De acordo com o barómetro da Informa D&B, a queda na constituição de empresas observada no ano passado atingiu todos os setores, mas “alguns deles de forma bastante mais acentuada”, sendo que a recuperação registada até maio “está também a ser feita a diferentes velocidades”.

Quanto ao setor do retalho, constata-se que apresenta o maior crescimento percentual na comparação homóloga até maio (+44%), sendo que o subsetor do ‘têxtil e moda’ e ainda as empresas de retalho via internet mostram um especial peso no total das 2.415 novas empresas criadas, mais 737 na comparação com o mesmo período do ano passado.

As atividades imobiliárias e a construção, por sua vez, mostram também dinamismo, com subidas de 36% (mais 497 constituições) e de 23% (mais 398 constituições), respetivamente.
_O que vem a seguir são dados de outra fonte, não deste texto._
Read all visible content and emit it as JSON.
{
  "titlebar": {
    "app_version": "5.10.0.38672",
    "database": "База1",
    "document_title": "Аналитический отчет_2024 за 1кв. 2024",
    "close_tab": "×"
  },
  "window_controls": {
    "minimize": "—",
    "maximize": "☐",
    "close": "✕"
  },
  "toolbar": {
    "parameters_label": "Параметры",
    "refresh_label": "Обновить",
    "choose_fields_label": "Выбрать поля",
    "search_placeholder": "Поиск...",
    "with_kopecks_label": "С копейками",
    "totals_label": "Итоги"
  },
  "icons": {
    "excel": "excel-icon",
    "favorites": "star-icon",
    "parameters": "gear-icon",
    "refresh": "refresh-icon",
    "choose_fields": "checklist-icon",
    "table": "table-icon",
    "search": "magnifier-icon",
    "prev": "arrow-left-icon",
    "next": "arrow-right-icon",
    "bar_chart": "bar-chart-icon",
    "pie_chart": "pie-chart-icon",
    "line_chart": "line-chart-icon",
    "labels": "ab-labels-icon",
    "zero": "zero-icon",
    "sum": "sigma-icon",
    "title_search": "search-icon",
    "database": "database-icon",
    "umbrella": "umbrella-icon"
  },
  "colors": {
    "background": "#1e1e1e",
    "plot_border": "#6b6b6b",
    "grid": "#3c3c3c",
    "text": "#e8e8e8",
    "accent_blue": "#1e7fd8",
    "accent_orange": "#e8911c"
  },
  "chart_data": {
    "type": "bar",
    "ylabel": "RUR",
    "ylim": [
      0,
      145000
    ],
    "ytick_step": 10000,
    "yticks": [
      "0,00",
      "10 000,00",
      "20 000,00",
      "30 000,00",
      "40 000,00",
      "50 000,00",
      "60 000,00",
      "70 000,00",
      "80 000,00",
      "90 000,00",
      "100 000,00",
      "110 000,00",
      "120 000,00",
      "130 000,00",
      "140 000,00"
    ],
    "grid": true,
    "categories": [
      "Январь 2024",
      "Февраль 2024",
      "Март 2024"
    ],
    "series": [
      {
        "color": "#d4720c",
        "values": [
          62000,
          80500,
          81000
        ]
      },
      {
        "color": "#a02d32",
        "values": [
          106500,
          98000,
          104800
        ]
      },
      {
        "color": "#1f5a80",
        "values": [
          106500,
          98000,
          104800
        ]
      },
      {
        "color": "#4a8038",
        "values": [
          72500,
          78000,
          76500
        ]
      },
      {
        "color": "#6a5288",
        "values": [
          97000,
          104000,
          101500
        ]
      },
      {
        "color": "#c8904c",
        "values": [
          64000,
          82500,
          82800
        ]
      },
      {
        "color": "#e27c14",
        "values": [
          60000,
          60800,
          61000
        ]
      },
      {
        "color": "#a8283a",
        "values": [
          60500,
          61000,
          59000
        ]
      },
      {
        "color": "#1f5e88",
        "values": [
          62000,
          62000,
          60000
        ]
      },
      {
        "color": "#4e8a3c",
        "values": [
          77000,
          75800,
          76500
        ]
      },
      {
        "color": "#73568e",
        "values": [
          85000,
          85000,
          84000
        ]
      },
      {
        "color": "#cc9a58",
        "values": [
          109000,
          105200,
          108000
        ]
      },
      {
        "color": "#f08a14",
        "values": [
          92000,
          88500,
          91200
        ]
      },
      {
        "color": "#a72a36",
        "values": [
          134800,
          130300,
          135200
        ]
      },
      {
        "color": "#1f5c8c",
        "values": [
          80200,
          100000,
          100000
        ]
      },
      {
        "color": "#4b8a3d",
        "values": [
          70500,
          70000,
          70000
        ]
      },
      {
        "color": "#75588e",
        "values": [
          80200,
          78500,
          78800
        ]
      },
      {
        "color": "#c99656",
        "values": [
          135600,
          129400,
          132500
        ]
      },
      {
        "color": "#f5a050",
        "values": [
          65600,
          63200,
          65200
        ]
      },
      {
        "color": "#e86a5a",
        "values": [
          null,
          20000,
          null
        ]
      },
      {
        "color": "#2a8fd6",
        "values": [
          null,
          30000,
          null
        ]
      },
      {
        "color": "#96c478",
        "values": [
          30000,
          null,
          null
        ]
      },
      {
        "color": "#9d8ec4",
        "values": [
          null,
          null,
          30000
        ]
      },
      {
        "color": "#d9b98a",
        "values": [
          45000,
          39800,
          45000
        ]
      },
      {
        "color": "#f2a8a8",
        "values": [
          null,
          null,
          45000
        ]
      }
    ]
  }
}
No sentido oposto, destaca-se o setor dos transportes, que é o que regista a maior queda em novas empresas face ao período homólogo, com menos 489 constituições, o que representa um recuo de 41%.

Contudo, enquanto o subsetor do transporte ocasional de passageiros em veículos ligeiros é o que tem a maior queda, o subsetor das atividades de distribuição e logística mais do que duplica o nascimento de novas empresas nos primeiros cinco meses deste ano.

Quanto ao número de empresas que iniciaram um processo de insolvência até maio deste ano, diminuíram em 65, para 957, na comparação com igual período do ano anterior.

O setor do alojamento e restauração, em especial o subsetor da restauração, foi o único que registou um aumento nas insolvências face ao ano passado, com mais 47 casos (mais 45%).

O setor industrial, que é aquele com um maior número de processos de insolvência em termos absolutos, denotou a quebra mais acentuada (menos 33% e menos 91 casos), um fenómeno particularmente visível no subsetor ‘têxtil e moda’ e na região norte de Portugal.

Por regiões do país, em termos de criação de novas empresas, todas registaram um crescimento até maio e em termos homólogos.

Em número absoluto de novas empresas, a Área Metropolitana de Lisboa é aquela onde há maior número de constituições até maio, mas é a mesma região, em conjunto com o Algarve, que regista também o menor crescimento.

Nos cinco primeiros meses deste ano, o crescimento da constituição de novas empresas atinge os valores superiores nas regiões da Madeira, Norte e no Alentejo.